A prática de importação de rochas, porém, foi perdendo força com a crise de 1929. E o uso de pedras nacionais foi ampliado. É o caso dos granitos Itaquera, que era encontrado na zona leste, Cinza Mauá, Piracaia e Verde Ubatuba.” Em uma das construções mais famosas do cemitério, a estátua O Sepultamento, Victor Brecheret usou o Itaquera e o Cinza Mauá. As pedras utilizadas nos túmulos também decoram fachadas de prédios no centro histórico da cidade. Um exemplo é o prédio do antigo Banco de São Paulo, revestido com o granito Preto Bragança, mesmo material do túmulo de Monteiro Lobato.
História de SP
O empurrão para a realização dos tours foi a dissertação de mestrado de Luciane Kuzmickas, orientada por Eliane. “Sempre gostei dessa área de monumentos por conta da história da minha família”, conta Luciana. “Sou descendente de lituanos que vieram para o Brasil em busca de uma vida melhor.”
Ao entrar na USP, Luciana começou a participar de pesquisas sobre rochas usadas no cemitério. “Identificamos mais de 20 tipos”, contou a geóloga. “No Brasil, não tem nenhum cemitério comparável com o da Consolação na variedade de rochas. Ele conta muito nossa história, principalmente de São Paulo.”

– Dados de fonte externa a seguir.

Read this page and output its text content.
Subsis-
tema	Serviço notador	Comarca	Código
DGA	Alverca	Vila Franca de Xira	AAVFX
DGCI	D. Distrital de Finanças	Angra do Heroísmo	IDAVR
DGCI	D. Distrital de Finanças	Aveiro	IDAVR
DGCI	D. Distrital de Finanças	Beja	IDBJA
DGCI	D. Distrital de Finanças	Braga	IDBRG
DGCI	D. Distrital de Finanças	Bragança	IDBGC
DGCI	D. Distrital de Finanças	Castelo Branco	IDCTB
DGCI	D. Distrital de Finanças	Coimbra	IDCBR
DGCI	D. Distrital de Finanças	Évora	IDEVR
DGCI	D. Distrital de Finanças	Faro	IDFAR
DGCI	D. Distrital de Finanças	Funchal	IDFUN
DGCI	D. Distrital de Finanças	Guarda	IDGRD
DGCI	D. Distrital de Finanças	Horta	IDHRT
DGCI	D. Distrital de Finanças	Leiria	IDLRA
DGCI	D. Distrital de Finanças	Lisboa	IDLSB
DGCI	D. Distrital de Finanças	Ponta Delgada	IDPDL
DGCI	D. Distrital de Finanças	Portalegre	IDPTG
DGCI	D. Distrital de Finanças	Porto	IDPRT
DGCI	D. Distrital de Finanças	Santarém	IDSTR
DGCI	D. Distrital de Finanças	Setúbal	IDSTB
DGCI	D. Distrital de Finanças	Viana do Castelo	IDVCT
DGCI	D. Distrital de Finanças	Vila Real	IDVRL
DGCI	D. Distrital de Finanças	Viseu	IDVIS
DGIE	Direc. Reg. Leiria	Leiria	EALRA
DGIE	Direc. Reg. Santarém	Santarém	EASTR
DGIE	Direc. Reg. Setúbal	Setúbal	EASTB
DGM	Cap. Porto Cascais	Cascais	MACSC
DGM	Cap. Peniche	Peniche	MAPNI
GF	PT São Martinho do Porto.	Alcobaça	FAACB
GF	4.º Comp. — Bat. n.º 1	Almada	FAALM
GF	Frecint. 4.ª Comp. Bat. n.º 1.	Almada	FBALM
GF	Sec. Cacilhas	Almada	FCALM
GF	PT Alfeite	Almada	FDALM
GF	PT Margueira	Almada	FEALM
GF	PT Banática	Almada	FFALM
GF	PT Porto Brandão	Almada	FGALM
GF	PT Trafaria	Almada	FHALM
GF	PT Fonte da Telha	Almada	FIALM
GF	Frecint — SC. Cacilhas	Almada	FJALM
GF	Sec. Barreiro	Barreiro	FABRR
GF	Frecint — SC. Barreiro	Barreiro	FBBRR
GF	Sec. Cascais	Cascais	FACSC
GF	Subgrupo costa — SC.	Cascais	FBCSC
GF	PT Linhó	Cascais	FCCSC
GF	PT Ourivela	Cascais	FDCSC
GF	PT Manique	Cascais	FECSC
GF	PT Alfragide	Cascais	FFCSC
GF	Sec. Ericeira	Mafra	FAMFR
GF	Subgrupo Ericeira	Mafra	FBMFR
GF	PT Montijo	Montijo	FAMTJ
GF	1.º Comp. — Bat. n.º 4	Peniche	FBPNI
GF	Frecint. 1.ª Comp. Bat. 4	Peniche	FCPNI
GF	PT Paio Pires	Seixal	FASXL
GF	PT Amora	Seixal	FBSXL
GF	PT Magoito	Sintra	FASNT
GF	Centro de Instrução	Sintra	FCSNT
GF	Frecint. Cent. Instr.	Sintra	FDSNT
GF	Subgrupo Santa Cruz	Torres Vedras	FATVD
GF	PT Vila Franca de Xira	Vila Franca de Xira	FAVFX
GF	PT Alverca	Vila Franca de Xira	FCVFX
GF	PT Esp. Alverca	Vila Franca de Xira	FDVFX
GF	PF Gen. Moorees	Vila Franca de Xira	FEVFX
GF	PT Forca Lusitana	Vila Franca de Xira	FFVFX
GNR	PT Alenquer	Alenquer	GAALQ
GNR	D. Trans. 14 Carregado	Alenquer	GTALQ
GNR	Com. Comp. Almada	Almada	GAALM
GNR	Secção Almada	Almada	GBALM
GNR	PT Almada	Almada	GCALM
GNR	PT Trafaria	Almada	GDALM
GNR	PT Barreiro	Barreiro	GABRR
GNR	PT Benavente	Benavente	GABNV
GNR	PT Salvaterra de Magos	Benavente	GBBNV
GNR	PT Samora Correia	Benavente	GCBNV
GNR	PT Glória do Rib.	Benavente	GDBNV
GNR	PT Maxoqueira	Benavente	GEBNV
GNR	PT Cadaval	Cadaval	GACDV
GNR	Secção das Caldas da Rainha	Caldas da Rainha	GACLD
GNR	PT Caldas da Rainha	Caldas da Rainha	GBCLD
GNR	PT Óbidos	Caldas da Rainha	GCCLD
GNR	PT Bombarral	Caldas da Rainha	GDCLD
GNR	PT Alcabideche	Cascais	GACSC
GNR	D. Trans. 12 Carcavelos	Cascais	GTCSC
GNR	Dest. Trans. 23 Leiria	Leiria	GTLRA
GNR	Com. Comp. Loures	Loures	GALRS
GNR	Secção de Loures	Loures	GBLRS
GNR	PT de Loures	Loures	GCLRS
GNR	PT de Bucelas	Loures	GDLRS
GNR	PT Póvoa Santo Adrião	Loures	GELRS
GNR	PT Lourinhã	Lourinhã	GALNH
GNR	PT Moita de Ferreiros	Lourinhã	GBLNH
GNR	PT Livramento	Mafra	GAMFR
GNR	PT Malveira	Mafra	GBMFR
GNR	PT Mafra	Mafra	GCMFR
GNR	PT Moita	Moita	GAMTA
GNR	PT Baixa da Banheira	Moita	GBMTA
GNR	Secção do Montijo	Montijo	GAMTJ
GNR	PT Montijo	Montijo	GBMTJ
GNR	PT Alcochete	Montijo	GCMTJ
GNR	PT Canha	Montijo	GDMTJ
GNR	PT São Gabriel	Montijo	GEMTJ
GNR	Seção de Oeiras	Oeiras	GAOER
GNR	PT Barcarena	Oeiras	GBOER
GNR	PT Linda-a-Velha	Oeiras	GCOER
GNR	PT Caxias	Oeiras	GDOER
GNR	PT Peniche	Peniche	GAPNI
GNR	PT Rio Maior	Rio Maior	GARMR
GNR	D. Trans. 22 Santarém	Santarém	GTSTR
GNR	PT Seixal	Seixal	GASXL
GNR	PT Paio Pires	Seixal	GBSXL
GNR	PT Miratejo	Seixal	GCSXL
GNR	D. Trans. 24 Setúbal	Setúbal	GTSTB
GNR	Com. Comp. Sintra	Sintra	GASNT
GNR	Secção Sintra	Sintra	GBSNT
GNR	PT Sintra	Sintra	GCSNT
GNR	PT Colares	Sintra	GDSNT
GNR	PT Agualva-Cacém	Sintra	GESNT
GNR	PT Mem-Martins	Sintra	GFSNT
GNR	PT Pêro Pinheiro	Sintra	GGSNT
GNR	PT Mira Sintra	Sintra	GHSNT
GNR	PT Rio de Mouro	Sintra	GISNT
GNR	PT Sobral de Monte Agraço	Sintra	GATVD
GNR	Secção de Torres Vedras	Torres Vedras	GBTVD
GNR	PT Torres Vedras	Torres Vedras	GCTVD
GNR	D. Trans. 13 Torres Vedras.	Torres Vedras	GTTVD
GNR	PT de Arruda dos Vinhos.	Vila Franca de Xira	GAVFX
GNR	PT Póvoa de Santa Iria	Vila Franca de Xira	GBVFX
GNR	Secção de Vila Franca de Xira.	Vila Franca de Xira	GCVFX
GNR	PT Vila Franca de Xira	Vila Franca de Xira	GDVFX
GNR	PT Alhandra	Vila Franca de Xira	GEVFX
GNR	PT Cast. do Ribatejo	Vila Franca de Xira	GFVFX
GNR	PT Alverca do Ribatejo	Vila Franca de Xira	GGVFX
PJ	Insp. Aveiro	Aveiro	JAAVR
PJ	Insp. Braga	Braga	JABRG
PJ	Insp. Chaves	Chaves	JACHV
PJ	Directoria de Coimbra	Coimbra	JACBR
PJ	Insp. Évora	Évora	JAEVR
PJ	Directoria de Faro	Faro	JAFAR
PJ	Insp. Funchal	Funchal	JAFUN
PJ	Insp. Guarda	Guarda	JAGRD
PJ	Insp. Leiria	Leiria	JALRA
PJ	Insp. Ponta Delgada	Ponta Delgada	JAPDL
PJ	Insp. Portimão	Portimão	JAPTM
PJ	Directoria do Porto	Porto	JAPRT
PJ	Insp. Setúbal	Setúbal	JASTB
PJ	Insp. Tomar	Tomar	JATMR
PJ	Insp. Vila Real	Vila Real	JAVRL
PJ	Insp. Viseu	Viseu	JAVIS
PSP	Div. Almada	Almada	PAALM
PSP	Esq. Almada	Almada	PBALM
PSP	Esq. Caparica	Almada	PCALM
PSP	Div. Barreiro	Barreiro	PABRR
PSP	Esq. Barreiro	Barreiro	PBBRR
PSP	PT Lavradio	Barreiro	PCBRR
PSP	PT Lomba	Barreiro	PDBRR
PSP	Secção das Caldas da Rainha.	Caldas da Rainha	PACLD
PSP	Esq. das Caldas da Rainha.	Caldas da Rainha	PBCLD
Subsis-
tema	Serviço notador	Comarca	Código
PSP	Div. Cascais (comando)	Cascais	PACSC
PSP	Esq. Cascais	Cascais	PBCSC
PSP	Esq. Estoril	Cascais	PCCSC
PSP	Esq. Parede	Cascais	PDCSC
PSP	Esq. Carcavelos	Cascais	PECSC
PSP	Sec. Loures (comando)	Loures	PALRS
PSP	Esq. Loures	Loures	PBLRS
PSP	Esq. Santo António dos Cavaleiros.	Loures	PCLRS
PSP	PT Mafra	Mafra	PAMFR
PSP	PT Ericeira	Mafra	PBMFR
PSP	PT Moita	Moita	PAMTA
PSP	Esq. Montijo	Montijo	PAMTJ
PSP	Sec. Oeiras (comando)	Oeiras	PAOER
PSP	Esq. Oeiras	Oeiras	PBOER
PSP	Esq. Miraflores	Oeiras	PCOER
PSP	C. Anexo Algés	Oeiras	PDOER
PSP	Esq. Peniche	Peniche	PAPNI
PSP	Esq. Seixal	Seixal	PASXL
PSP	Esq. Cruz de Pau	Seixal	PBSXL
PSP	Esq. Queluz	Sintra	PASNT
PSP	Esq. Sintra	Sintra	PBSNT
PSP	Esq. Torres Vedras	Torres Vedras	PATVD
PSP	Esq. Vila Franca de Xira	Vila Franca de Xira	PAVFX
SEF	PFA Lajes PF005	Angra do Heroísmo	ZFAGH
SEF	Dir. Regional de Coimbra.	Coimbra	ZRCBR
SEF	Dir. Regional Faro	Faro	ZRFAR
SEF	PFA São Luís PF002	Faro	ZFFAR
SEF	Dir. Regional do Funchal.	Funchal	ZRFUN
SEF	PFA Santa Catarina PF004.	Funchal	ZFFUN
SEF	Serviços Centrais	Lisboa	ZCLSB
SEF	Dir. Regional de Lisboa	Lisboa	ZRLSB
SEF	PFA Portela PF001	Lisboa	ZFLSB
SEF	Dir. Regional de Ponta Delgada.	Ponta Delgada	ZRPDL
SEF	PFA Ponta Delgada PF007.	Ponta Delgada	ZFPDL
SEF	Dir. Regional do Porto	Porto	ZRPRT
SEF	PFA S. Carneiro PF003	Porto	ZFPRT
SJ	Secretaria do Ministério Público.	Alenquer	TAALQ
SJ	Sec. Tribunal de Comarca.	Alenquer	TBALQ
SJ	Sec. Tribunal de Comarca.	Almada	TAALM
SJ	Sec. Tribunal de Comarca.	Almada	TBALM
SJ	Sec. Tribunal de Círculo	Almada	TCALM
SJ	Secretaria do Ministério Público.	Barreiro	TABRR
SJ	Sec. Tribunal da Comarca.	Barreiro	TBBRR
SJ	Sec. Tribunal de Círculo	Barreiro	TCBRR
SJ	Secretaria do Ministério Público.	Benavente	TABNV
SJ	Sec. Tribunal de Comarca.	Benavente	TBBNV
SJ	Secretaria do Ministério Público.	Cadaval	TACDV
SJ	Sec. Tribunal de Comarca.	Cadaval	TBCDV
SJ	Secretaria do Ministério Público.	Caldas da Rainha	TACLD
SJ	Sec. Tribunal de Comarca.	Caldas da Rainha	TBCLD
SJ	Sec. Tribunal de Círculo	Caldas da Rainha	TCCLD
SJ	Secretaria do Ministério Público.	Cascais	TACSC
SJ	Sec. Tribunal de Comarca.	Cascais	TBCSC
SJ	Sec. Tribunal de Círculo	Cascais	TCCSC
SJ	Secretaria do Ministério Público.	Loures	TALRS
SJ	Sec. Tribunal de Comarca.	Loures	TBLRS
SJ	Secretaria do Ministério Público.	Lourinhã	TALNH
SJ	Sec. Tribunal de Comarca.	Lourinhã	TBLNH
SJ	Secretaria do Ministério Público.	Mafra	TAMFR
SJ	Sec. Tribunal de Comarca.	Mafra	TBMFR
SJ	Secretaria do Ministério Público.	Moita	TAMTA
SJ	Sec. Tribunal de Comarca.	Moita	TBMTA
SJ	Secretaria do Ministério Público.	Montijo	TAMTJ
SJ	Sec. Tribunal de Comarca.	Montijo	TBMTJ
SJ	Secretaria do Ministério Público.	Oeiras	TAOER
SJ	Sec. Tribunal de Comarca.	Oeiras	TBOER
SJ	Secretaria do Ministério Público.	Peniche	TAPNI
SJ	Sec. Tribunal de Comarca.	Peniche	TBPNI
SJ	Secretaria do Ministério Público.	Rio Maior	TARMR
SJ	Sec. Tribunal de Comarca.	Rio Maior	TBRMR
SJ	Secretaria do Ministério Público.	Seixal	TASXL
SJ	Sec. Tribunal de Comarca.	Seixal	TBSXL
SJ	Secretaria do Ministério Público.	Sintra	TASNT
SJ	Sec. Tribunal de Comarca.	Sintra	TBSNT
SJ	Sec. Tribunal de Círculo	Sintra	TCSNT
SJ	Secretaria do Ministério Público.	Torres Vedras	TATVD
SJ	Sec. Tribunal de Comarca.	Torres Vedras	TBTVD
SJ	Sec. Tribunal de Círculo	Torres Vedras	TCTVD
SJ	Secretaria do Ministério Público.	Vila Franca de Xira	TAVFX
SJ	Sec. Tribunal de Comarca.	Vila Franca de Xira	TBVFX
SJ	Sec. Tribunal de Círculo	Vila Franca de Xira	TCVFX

Nas visitas, um novo olhar sobre o local
Pouco após as 9h30, um grupo de 11 pessoas recebeu as boas-vindas da professora Eliane na entrada do Cemitério da Consolação. Com um microfone acoplado ao rosto, a pesquisadora conduziu os visitantes pelas vielas do cemitério e explicou desde a textura das pedras a maneiras de como identificá-las. Foram cerca de duas horas desvendando segredos de túmulos, esculturas e mausoléus.
Aluna do último ano do curso de Geologia, Giovana Grossi, de 22 anos, já tinha ido a um tour com Eliane, mas voltou para compartilhar a experiência com o namorado. “Achei que seria interessante ele conhecer esse universo”, conta a jovem.
O casal saiu da região do Butantã, na zona oeste, e pegou um ônibus para ir até o local. “Achei legal ver os túmulos e as culturas e religiões diferentes”, disse o namorado de Giovana, o atleta Vinícius Castro, de 22.
O clima frio – os termômetros marcavam pouco mais de 10ºC – não espantou os participantes. “O medo era estar chovendo, mas como o tempo estava firme, não impediu a gente de vir”, disse a pesquisadora de geografia humana da USP Ana Carolina Almeida, de 28.
Interessada no assunto, ela lamentou apenas a falta de divulgação fora dos contextos acadêmicos, mas disse entender que o assunto ainda é um pouco estigmatizado. “Falei para a minha avó que viria aqui e ela disse: ‘Ai, o que você vai fazer no cemitério?'”, contou.
Ana Carolina foi ao local após ser convidada por uma amiga, a também pesquisadora Iara Silva, de 27. “Recebi um e-mail do IAG (Instituto de Astronomia, Geofísica e Ciências Atmosféricas da USP), que onde trabalho, falando sobre o tour. Achei interessante.”
Dois estudantes de História que caminhavam pelo cemitério – João Pedro Lopes, que estuda na Unicamp, e Antônio de Almeida, aluno da USP, ambos de 19 anos – passaram a acompanhar o tour.
“Viemos aqui procurando o túmulo do Caio Prado, que é uma leitura canônica nos cursos de História”, disse João Pedro. A dupla gostou de ter encontrado o grupo de Eliane. “É muito legal que é um tour de Geologia, mas que tem questões históricas atreladas a ele”, complementou Antônio.
A Prefeitura informou que oferece visitas guiadas gratuitas no cemitério todas as sextas-feiras, às 14 horas. É necessário agendar (assessoriaimprensa@prefeitura.sp.gov.br). Já o geotour não tem periodicidade definida. As edições são divulgadas nas redes sociais do Núcleo de Apoio à Pesquisa em Patrimônio Geológico e Geoturismo (GeoHereditas), grupo localizado no Instituto de Geociências, e nas do Museu de Geociências da USP.
As informações são do jornal O Estado de S. Paulo.